The Global Baby Bust
I am a big fan of global demographics. As someone once said "demographics is destiny". Interesting article with some surprising facts and predictions of what folds in the future. As the title implies the author believes that we are going into a global population decline and talks about those implications.
Surprising facts:
In the United States, the direct cost of raising a middle-class child born this year through age 18, according to the Department of Agriculture, exceeds $200,000 -- not including college. And the cost in forgone wages can easily exceed $1 million, even for families with modest earning power.Example of interesting predictions:
In the United States, for example, fully 47 percent of people who attend church weekly say that the ideal family size is three or more children, as compared to only 27 percent of those who seldom attend church.
The Pentagon today spends 84 cents on pensions for every dollar it spends on basic pay.
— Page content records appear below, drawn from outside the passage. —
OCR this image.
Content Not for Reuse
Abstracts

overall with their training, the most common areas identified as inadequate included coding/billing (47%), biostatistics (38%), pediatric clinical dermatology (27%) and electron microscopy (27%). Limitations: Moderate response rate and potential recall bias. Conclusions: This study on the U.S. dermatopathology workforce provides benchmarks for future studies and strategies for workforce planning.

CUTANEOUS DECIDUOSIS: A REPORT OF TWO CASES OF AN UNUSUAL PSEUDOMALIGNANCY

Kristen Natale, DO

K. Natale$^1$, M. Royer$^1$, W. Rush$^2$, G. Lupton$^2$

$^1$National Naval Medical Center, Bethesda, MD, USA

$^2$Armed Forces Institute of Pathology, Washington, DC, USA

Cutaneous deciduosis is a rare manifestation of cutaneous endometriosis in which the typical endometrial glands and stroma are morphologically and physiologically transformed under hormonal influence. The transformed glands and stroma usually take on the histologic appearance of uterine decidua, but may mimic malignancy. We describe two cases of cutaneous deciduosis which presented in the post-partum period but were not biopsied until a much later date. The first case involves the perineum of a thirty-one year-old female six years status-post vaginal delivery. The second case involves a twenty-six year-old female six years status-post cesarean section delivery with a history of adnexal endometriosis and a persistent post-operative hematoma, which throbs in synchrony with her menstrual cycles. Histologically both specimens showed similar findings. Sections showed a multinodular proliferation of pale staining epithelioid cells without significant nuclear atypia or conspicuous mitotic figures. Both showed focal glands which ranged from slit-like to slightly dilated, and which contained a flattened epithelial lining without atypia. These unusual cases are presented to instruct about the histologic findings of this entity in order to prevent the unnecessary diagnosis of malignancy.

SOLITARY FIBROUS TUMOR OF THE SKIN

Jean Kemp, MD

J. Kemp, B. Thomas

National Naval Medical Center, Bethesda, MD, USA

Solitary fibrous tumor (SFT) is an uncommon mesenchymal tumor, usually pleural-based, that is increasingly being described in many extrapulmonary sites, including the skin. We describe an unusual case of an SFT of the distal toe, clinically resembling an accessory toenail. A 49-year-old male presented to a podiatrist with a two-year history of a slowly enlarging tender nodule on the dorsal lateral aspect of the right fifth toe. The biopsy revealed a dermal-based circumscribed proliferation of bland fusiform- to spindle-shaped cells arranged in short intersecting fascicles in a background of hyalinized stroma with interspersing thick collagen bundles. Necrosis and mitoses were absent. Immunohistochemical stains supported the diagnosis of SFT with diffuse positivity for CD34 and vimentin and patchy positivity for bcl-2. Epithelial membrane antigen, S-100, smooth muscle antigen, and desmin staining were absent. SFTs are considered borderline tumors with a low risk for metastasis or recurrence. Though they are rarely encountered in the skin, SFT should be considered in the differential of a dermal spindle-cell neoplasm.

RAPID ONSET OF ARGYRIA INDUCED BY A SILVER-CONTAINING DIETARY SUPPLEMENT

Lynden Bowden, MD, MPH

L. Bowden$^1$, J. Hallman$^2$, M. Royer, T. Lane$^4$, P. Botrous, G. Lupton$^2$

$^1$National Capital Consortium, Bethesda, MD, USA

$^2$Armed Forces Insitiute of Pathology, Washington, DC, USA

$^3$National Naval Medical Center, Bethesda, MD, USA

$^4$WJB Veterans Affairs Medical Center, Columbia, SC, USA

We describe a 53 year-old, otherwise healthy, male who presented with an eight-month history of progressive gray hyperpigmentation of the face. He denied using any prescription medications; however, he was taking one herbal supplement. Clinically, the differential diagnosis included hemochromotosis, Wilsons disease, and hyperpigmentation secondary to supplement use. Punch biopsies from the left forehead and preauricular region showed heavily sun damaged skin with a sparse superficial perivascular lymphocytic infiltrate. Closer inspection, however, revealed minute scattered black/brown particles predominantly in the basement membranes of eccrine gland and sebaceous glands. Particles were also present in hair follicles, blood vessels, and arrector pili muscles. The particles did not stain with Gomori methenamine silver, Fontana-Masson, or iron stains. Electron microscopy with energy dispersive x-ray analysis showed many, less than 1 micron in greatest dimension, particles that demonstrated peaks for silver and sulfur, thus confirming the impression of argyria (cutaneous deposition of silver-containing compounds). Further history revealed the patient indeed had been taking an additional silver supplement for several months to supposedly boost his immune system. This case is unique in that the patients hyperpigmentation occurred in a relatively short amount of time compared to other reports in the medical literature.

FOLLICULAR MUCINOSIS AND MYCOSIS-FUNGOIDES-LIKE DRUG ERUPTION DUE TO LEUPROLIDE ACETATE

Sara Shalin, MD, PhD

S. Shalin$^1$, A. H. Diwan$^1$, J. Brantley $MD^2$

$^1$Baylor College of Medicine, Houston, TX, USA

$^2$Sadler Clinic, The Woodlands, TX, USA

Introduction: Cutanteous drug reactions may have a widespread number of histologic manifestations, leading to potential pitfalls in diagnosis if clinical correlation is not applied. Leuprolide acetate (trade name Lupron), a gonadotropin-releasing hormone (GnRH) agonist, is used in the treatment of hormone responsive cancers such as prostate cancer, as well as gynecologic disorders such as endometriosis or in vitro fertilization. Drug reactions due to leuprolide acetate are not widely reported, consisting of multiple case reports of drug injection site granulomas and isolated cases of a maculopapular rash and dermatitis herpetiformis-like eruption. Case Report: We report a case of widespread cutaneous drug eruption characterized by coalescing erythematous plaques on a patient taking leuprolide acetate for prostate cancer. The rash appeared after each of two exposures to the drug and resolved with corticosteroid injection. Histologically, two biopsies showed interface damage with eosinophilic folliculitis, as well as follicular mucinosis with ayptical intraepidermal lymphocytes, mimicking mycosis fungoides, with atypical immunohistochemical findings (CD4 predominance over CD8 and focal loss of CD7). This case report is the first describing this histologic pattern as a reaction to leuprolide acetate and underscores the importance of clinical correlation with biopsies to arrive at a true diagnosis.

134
The cost of public benefits to the elderly will consume a dramatically rising share of GDP in industrialized countries. In the United States, such benefits currently consume 9.4 percent of GDP. But if current trends continue, this figure will top 20 percent by 2040.
via Foreign Affairs
Over the next decade, the Middle East could benefit from a similar "demographic dividend." Birthrates fell in every single Middle Eastern country during the 1990s, often dramatically. The resulting "middle aging" of the region will lower the overall dependency ratio over the next 10 to 20 years, freeing up more resources for infrastructure and industrial development. The appeal of radicalism could also diminish as young adults make up less of the population and Middle Eastern societies become increasingly dominated by middle-aged people concerned with such practical issues as health care and retirement savings. Just as population aging in the West during the 1980s was accompanied by the disappearance of youthful indigenous terrorist groups such as the Red Brigades and the Weather Underground, falling birthrates in the Middle East could well produce societies far less prone to political violence.